Acidified waters reduce recovery capacity after disturbance.
Freshwater fish face compounded threats of low oxygen, altered flow regimes and pollutant concentration.
Consequences for Populations and Ecosystems
Biodiversity Loss
Populations of sensitive species decline when physiological tolerances are exceeded.
Local extinctions alter ecosystem structure, reducing resilience.
Invasive species may thrive in disturbed habitats, outcompeting natives.
Disrupted Food Webs
Collapse of primary producers, such as phytoplankton, undermines food supply.
Fisheries dependent on coral reefs and shellfish beds face reduced yields.
Migratory species encounter mismatched seasonal cues, disrupting reproduction.
Human and Societal Implications
Fisheries and Food Security
Over a billion people rely on aquatic food sources for protein.
Climate-driven collapses of fisheries threaten livelihoods and nutrition, particularly in coastal and island nations.
Economic Costs
Coral reefs support tourism industries; bleaching leads to revenue losses.
Aquaculture systems struggle with rising temperatures and acidifying waters.
Infrastructure damage from storms and flooding adds further strain on economies.
Adaptation and Mitigation
Conservation and Management Strategies
Efforts to reduce vulnerability include:
Establishing marine protected areas (MPAs) to safeguard breeding and nursery grounds.
Restoring habitats like mangroves and seagrasses that buffer storm impacts and absorb CO₂.
Enhancing monitoring of water quality and ecosystem health.
Global Action
Reducing greenhouse gas emissions is critical to limit further warming and acidification. International agreements, such as the Paris Agreement, target temperature stabilisation to protect ecosystems.
FAQ
Early life stages such as larvae and juveniles are particularly vulnerable because their shells and skeletons are less developed. Acidified waters slow shell formation, increase mortality rates, and reduce the ability of young organisms to survive to adulthood.

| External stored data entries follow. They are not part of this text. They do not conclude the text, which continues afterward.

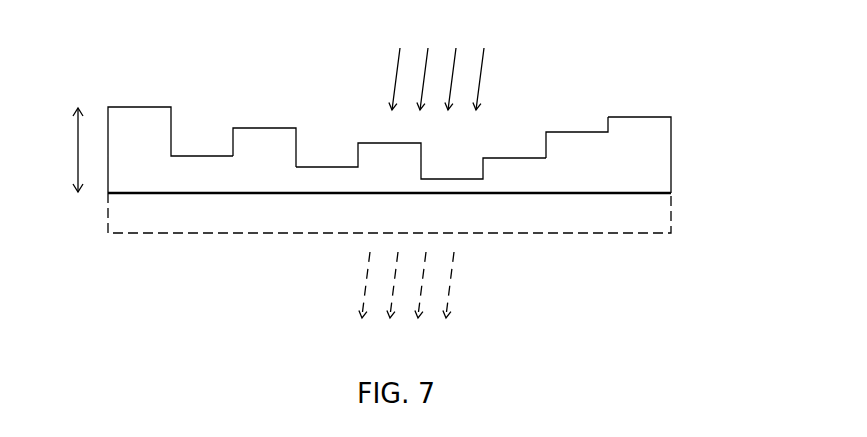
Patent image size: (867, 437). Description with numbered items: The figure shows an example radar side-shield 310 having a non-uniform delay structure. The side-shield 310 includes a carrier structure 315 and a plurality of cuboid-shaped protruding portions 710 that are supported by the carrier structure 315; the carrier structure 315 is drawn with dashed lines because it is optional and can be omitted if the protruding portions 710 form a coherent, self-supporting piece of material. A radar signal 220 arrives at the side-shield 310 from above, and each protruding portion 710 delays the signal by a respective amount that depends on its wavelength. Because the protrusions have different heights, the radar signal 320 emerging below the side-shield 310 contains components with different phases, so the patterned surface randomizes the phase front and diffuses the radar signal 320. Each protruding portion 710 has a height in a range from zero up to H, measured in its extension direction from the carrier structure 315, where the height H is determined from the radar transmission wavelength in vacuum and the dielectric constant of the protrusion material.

The side-shield 310 is at (714, 77).
The cuboid-shaped protruding portions 710 is at (262, 138).
The carrier structure 315 is at (264, 223).
The radar signal 220 is at (436, 64).
The radar signal 320 is at (406, 305).
The height H is at (69, 150).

Phytoplankton absorb carbon dioxide during photosynthesis, which can temporarily buffer pH in local waters. However, shifts in phytoplankton species composition under stress can reduce overall carbon uptake and alter food webs, potentially amplifying ecosystem vulnerability.
Corals depend on a delicate balance between symbiotic algae and skeletal growth.
Warming disrupts this relationship, causing bleaching.
Acidification reduces the raw materials for skeleton building.
Together, these stressors create conditions where reefs cannot repair damage quickly, leading to long-term decline.
Storms and floods can increase sedimentation, smothering corals and seagrasses. Acidified conditions then slow their recovery by weakening growth and repair. Droughts intensify pollutant concentrations, adding another stressor to already compromised ecosystems.
Fisheries collapse reduces local food security.
Loss of reef structures exposes coastlines to erosion and storm damage.
Tourism industries reliant on healthy reefs suffer revenue decline, undermining livelihoods in coastal communities.
Practice Questions
Question 1 (2 marks)
Explain what is meant by ocean acidification and state one impact it can have on marine organisms.
Mark scheme:
1 mark for correct definition: e.g. absorption of CO₂ by seawater lowers pH through formation of carbonic acid.
1 mark for one accurate impact: e.g. reduces carbonate ion availability, weakens shells/skeletons of corals or molluscs.
Question 2 (5 marks)
Discuss how climate change and ocean acidification together can affect coral reef ecosystems, using the Great Barrier Reef as an example.
Mark scheme:
1 mark for identifying climate change impact: e.g. warming leads to coral bleaching from loss of zooxanthellae.
1 mark for identifying acidification impact: e.g. reduced calcification limits coral growth.
1 mark for linking combined stressors: e.g. reduced resilience makes reefs less able to recover from storm damage.
1 mark for consequences to biodiversity: e.g. decline in reef-dependent species, disruption of food webs.
1 mark for specific named example: e.g. Great Barrier Reef coral bleaching events linked to elevated sea surface temperatures.